Une décision récente de la troisième chambre civile de la Cour de cassation (du 14 décembre 2022, pourvoi n°21-214.539), publiée au bulletin (donc d’une importance certaine) vient apporter une précision concernant le devenir de la promesse par rapport au montant prévu au titre de la condition de l’obtention du prêt dans le cadre de la vente d’un bien immobilier.

Les faits litigieux

Un petit rappel des faits s’impose pour y voir plus clair :

Un couple d’acquéreurs a contacté une agence immobilière pour l’achat d’un appartement.
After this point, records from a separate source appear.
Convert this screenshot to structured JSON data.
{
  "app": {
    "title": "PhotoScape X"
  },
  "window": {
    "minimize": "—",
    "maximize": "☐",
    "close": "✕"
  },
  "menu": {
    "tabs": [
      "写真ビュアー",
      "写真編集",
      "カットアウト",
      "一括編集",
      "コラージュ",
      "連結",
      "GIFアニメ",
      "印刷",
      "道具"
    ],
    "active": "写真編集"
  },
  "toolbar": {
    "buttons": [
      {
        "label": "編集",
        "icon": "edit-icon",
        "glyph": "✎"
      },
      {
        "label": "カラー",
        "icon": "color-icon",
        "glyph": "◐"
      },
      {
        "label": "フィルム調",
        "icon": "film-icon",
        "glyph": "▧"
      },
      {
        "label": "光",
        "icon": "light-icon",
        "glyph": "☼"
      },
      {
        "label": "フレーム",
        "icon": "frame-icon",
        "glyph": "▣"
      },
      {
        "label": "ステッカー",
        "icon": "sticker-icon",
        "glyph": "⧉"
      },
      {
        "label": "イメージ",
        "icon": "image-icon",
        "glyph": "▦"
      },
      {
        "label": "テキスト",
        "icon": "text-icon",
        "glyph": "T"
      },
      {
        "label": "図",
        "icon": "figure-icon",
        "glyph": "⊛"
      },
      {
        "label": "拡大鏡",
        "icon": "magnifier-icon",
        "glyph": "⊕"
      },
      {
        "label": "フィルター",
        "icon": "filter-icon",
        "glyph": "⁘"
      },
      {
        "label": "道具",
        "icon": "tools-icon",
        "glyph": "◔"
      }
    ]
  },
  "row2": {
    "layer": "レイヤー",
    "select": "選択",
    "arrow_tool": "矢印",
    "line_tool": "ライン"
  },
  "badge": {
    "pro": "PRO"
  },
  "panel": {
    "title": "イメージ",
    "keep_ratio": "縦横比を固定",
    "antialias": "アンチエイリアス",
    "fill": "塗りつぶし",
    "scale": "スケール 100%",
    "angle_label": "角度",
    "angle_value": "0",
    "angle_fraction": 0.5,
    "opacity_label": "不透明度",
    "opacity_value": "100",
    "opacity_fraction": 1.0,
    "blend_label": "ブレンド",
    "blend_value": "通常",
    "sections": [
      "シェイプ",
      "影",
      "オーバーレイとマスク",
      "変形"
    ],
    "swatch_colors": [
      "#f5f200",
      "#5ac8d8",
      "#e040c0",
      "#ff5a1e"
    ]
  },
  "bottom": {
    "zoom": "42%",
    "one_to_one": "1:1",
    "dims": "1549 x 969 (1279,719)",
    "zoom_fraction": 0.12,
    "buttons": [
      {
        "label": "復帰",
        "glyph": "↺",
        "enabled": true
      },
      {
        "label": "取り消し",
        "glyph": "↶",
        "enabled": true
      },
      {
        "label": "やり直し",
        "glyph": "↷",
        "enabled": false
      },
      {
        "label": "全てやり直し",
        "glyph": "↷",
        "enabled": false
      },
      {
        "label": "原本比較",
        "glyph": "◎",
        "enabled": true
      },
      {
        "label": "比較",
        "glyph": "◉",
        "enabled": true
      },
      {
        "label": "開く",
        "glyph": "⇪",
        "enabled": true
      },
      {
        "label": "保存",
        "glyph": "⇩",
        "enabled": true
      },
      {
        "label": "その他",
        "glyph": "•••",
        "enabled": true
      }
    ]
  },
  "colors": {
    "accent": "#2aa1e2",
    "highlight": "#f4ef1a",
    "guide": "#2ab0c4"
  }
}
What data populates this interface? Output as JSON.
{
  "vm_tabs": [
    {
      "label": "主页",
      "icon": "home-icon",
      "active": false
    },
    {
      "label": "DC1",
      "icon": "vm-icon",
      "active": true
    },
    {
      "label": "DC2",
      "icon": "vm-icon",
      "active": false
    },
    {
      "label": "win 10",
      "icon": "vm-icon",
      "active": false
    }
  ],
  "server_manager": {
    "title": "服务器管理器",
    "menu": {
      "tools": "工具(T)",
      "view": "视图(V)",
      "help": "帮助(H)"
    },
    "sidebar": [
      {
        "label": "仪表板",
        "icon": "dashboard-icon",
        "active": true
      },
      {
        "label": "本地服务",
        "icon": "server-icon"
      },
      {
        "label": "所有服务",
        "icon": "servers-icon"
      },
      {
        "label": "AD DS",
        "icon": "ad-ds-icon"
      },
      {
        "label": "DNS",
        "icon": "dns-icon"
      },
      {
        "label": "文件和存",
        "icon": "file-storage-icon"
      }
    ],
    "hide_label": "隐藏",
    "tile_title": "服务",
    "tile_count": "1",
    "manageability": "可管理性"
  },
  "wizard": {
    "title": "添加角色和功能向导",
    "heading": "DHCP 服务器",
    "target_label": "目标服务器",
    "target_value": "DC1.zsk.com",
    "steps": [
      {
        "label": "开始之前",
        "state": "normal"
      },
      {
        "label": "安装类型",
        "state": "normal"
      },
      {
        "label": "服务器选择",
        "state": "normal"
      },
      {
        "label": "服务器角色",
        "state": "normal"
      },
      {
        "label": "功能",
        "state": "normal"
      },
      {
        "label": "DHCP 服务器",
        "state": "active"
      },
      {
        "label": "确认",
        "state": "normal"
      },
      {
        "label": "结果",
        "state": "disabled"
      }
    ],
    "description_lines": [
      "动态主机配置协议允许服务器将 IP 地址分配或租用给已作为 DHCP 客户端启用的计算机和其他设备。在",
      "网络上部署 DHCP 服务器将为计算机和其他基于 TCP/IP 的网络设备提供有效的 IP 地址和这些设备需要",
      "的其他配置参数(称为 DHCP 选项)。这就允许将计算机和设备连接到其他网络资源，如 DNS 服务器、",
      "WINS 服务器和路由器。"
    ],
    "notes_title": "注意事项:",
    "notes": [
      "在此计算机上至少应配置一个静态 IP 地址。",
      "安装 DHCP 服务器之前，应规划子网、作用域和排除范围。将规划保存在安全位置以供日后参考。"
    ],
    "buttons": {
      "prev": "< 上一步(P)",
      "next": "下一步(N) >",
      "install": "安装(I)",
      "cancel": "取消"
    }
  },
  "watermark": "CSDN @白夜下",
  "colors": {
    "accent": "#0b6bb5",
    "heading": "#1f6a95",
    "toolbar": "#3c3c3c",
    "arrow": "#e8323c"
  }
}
La promesse contenait une condition suspensive d’obtention d’un prêt d’un montant de 414 000 euros maximum remboursable sur vingt-cinq ans au taux de 2 % l’an hors assurance.

Cependant, les acquéreurs ont informé l’agence de leur volonté de ne plus acquérir l’appartement.

L’agence assigne le couple en paiement de la commission, ces derniers ont appelé en intervention forcée le vendeur, courtier, qu’ils avaient mandaté pour l’obtention du prêt, afin d’obtenir la restitution de la somme de 10 000 euros versée au titre de l’indemnité d’immobilisation et séquestrée entre les mains du notaire et des dommages et intérêts.

Le vendeur oppose, devant la haute juridiction, la règle selon laquelle  la condition suspensive est réputée accomplie si celui qui y a intérêt en a empêché l’accomplissement ; qu’en l’espèce,[…]la condition suspensive stipulée dans la promesse de vente[…]prévoyait « le financement de l’acquisition[…] au moyen d’un prêt d’un montant maximum de 414 000 euros au taux de 2 % l’an, remboursable sur une durée de 300 mois ; qu’il s’en déduisait que M. et Mme étaient tenus d’accepter toute offre de prêt d’un montant de 414 000 euros ou inférieur

Les juges en appel mettent en avant le fait que les acquéreurs ont effectivement déposé une demande de prêt respectant les conditions de la promesse de vente et qu’elle a fait l’objet d’un refus par la banque, cette dernière n’accepte les conditions du prêt que pour un montant inférieur au prix maximum (414 000 euros).

l’arrêt rendu par la cour d’appel affirme que les acquéreurs ne sont pas responsables du refus et n’ont donc aucune obligation à payer la commission car pour les juges, le montant précisé dans l’acte étant celui nécessaire pour l’acquisition du bien, s’ils ne peuvent l’obtenir du fait d’un refus découlant de la volonté d’une personne extérieure, la caducité de la promesse est acquise.

La réponse de la Cour de cassation

La Cour de cassation confirme la réponse des juges d’appel en ce que l’indication d’un montant maximal pour la condition suspensive de l’obtention du prêt n’est pas de nature à contraindre les acquéreurs à accepter toute offre d’un montant qui serait inférieur. (c’est logique on ne va pas forcer la réalisation d’une vente dans laquelle le financement de l’achat prévoit un montant de 400 000 euros au titre du prêt et qu’au final seulement 300 000 euros n’est prêté)

La réponse de la Haute juridiction est donc empreinte de logique, notamment au regard des textes légaux, les acquéreurs n’ont pas fait l’objet d’une mauvaise foi et n’ont pas fait en sorte de faire échouer l’obtention du prêt.

Cet arrêt nous rappelle à quel point les conditions d’obtention du prêt sont significatifs de la réalisation d’une vente dans de bonnes conditions. Si vous êtes amenés à réaliser les démarches pour l’obtention du prêt de vos clients, assurez vous que le montant ne soit pas source de refus par la banque prêteuse. Il vous faudra alors, vous assurer que la capacité d’endettement est supérieure à ce que prévoit la promesse afin de ne pas tomber dans le même scénario que celui de l’affaire vue plus haut.